There are always people who can move you instantly
We are born lonely, because we have thoughts since we were born, and this thought is only known to ourselves, and outsiders cannot perceive it. But the arrival of loneliness does not mean that we like to be alone, so we always like to be accompanied by others, and hope that we are no longer alone.
In order to keep ourselves from being alone, we have to know some people and contact some people, and these people will gradually become our concerns. I don’t know if everyone feels like this. There are always some people who can make us want to cry with one sentence, and move us instantly.
I think I am a strong person, I think I can be alone, without the company of anyone. Although I don't like having one more person by my side, I still want occasional care from others, because this will make me feel that I am also being paid attention to, not alone.
When I was a child, I felt that everything in this world is not as important as eating and sleeping. As long as there is food and sleep well, then I feel very satisfied. But as we get older, we come into contact with more and more things, and more and more people are in contact with, and we are becoming less and more innocent, so we inevitably have to bear a lot of grievances that we have never encountered before. Or sad.

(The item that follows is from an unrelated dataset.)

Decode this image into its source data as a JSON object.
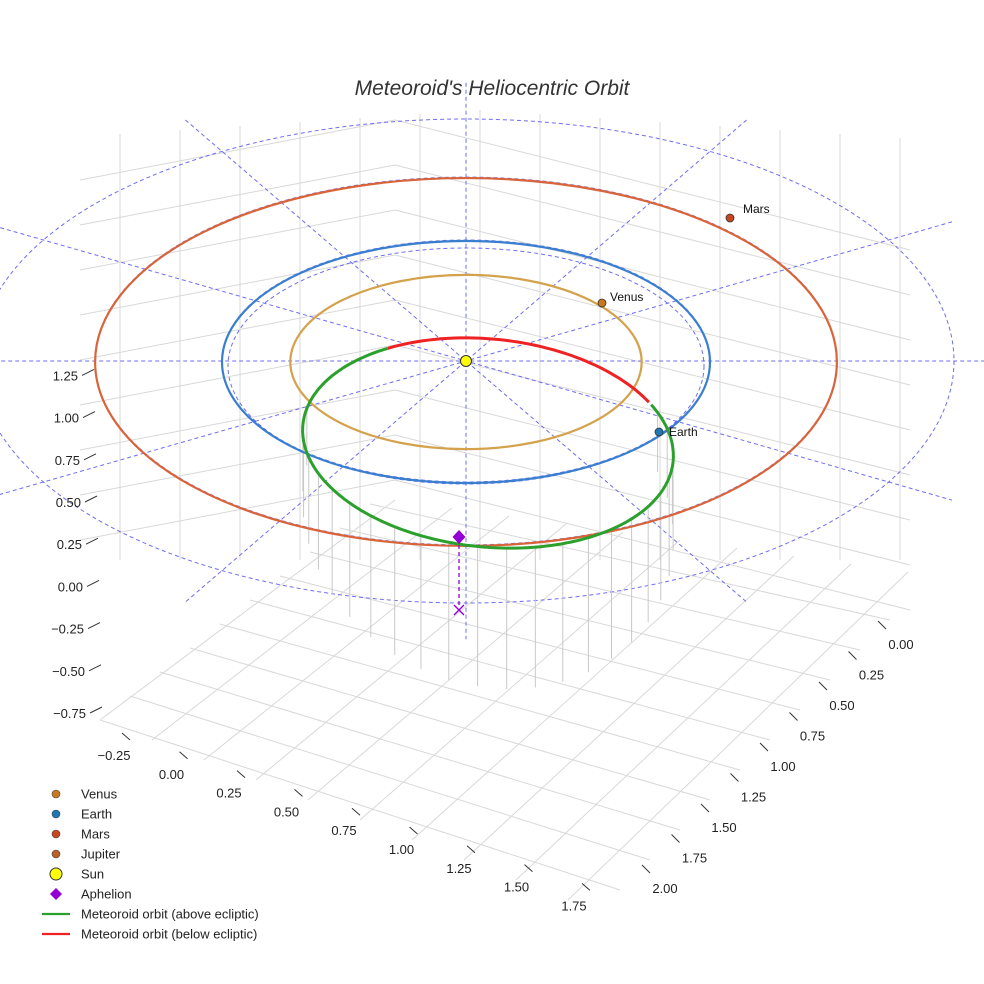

I don’t know who said that there is no easy word in the adult world, and I really know it every day. Obviously I don't like intriguing workplaces, flattering parties, and people with false smiles, but I have to force myself to adapt to all this.
Every time I go to work, I feel a little uncomfortable. Why do those people who laughed and talked in the last second can steal your customers for profit in the next second? Why does the person I treat with my sincere heart Talking bad things about me to others where I don't know.
When we were a little bit wronged, we would talk about it, and we would definitely not hide it, but when we grow up? He knows that he has been wronged, but he still has to pretend to be stupid. In order to adapt to all this, we have to remind ourselves every day that adult life is like this, and everyone will experience this.
Life is really tired sometimes. At this moment, I really don't really want to write these things, but I have to persist because this is my last task today. Just now my mother sent a message suddenly, she said: "Go to bed early, staying up late is not good for your health". When I saw this news, I really couldn't help crying. I also know that staying up late is not good, and I want to go to bed earlier, but I can’t, because of my work, I have to stay up late.
Some people say they don’t like it and resign. I have thought about it this way. But not everyone can have such blessings. If I want to survive in this society, I must go to work. If I want my parents not to worry, I You have to make money.
With my existence, we are all helpless.
You are a great writer... Is this your feelings and what happen to your life write now?